King Mohammed VI said in his latest speech: ‘There is before 31 October 2025, and there is something after that.’ It is a phrase that marks the fact of a new era in Moroccan national consciousness and politics.

Today, the Sahara issue is no longer a matter for negotiation, but has become a sovereign reality enshrined in international law and recognised by the world. The ‘decision after’ is the moment of construction and empowerment in the southern provinces, the moment to establish development as another aspect of sovereignty, and the moment to shift the problem from the logic of defence to the logic of achievement.

Morocco won its case through diligent work that has accumulated over more than fifty years, by adhering to the choice of peace and rationality, openness to dialogue without neglecting the constants, and the development of the countryside that made the Sahara a Moroccan model of stability and prosperity.

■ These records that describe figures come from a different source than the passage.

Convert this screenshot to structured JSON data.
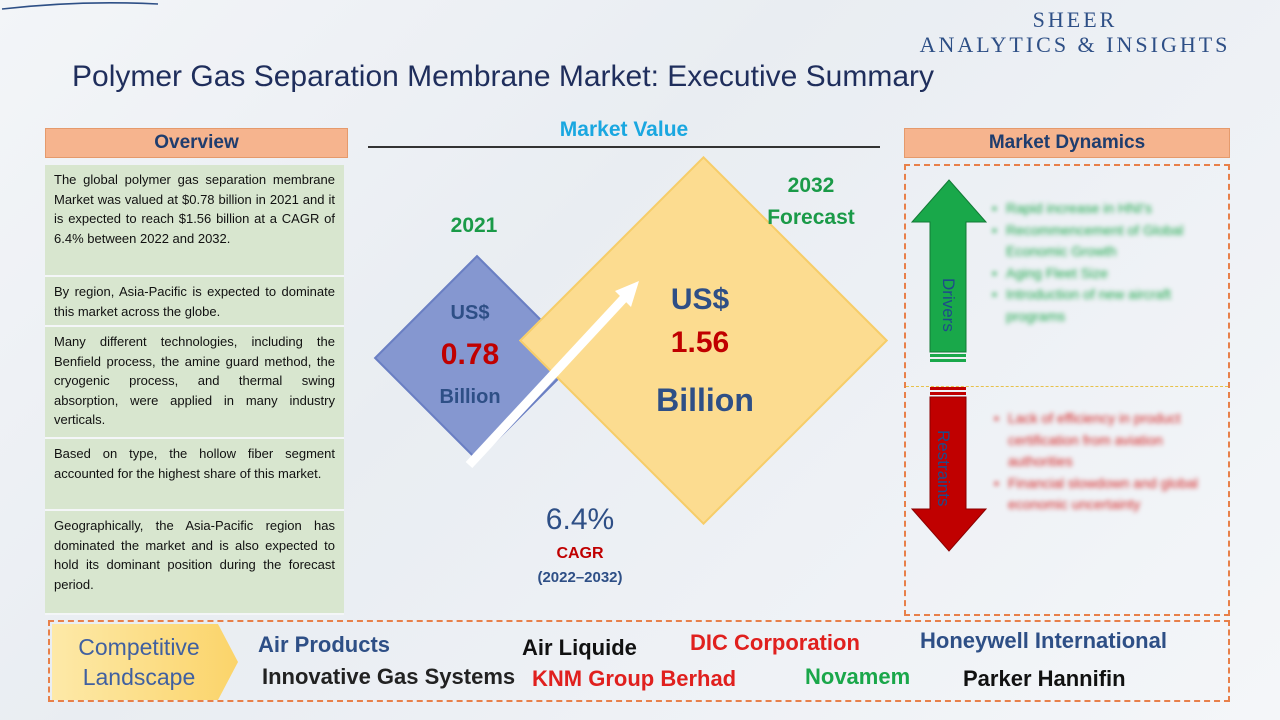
{
  "brand": {
    "line1": "SHEER",
    "line2": "ANALYTICS & INSIGHTS"
  },
  "title": "Polymer Gas Separation Membrane Market: Executive Summary",
  "overview": {
    "heading": "Overview",
    "items": [
      "The global polymer gas separation membrane Market was valued at $0.78 billion in 2021 and it is expected to reach $1.56 billion at a CAGR of 6.4% between 2022 and 2032.",
      "By region, Asia-Pacific is expected to dominate this market across the globe.",
      "Many different technologies, including the Benfield process, the amine guard method, the cryogenic process, and thermal swing absorption, were applied in many industry verticals.",
      "Based on type, the hollow fiber segment accounted for the highest share of this market.",
      "Geographically, the Asia-Pacific region has dominated the market and is also expected to hold its dominant position during the forecast period."
    ]
  },
  "market_value": {
    "heading": "Market Value",
    "base": {
      "year": "2021",
      "currency": "US$",
      "value": "0.78",
      "unit": "Billion"
    },
    "forecast": {
      "year": "2032",
      "label": "Forecast",
      "currency": "US$",
      "value": "1.56",
      "unit": "Billion"
    },
    "cagr": {
      "value": "6.4%",
      "label": "CAGR",
      "period": "(2022–2032)"
    }
  },
  "dynamics": {
    "heading": "Market Dynamics",
    "drivers_label": "Drivers",
    "restraints_label": "Restraints",
    "drivers": [
      "Rapid increase in HNI's",
      "Recommencement of Global Economic Growth",
      "Aging Fleet Size",
      "Introduction of new aircraft programs"
    ],
    "restraints": [
      "Lack of efficiency in product certification from aviation authorities",
      "Financial slowdown and global economic uncertainty"
    ],
    "colors": {
      "drivers": "#1aa74a",
      "restraints": "#c00000"
    }
  },
  "competitive": {
    "label_line1": "Competitive",
    "label_line2": "Landscape",
    "companies": [
      {
        "name": "Air Products",
        "color": "#2e4f86"
      },
      {
        "name": "Air Liquide",
        "color": "#111111"
      },
      {
        "name": "DIC Corporation",
        "color": "#e0201e"
      },
      {
        "name": "Honeywell International",
        "color": "#2e4f86"
      },
      {
        "name": "Innovative Gas Systems",
        "color": "#222222"
      },
      {
        "name": "KNM Group Berhad",
        "color": "#e0201e"
      },
      {
        "name": "Novamem",
        "color": "#1aa74a"
      },
      {
        "name": "Parker Hannifin",
        "color": "#111111"
      }
    ]
  }
}
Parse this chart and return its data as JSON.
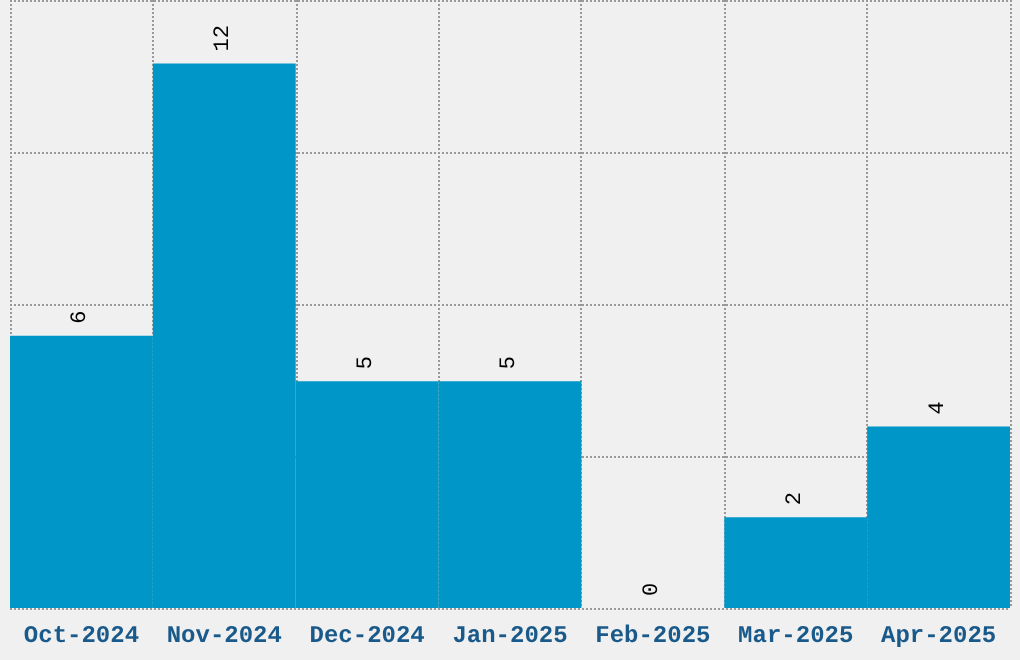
{
  "chart_data": {
    "type": "bar",
    "categories": [
      "Oct-2024",
      "Nov-2024",
      "Dec-2024",
      "Jan-2025",
      "Feb-2025",
      "Mar-2025",
      "Apr-2025"
    ],
    "values": [
      6,
      12,
      5,
      5,
      0,
      2,
      4
    ],
    "color": "#0096c8",
    "data_labels": true,
    "grid": true,
    "tick_labels": "x",
    "ylim": [
      0,
      13.4
    ],
    "yticks": [
      {
        "value": 0,
        "label": null
      },
      {
        "value": 3.35,
        "label": null
      },
      {
        "value": 6.7,
        "label": null
      },
      {
        "value": 10.05,
        "label": null
      },
      {
        "value": 13.4,
        "label": null
      }
    ]
  }
}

This victory was not a coincidence or a passing political agreement, but rather the result of the logic of a state that maintained the clarity of its vision and the stability of its discourse and made the Sahara the endoscope through which it builds its partnerships. Since the introduction of the Autonomy Initiative in 2007, Morocco has worked on two complementary axes: international persuasion and internal construction. Today, the fruits of this effort have become a reality through a UN decision that has put an end to the mystery and enshrined sovereignty.

Gate of Dakhla - PHOTO/ATALAYAR

The 50th anniversary celebrated by Morocco is not a conclusion, but a new beginning. Because the march was not just an event in history, but a renewed spirit in the Moroccan consciousness. It has moved from the ‘march of land recovery’ to the ‘consolidation of processes of the Moroccan model’ in autonomy, development and modernity.

This is what King Mohammed VI expressed when he said: ‘The time has come for a unified Morocco, whose rights and historical borders no one will invade.’ In this sense, today's march has become a strategic project for the future, entitled ‘A Morocco from Tangier to Kuwaira’, and its content is to build a new generation that is aware that sovereignty is not only about land, but also about decision-making, identity and dignity.

On the fiftieth anniversary of the Green March, Morocco is not celebrating a past anniversary, but a present victory. It moved from defending its right to establishing its legitimacy. Between 1975 and 2025, Morocco wrote a unique chapter in modern history: How can nations triumph with time, accumulated work and firm principles?

Therefore, Morocco today is moving from the stage of measurement to the stage of change, as emphasised by King Mohammed VI, who is the image of a ‘rising Morocco’ unified in its decision, identity and sovereignty.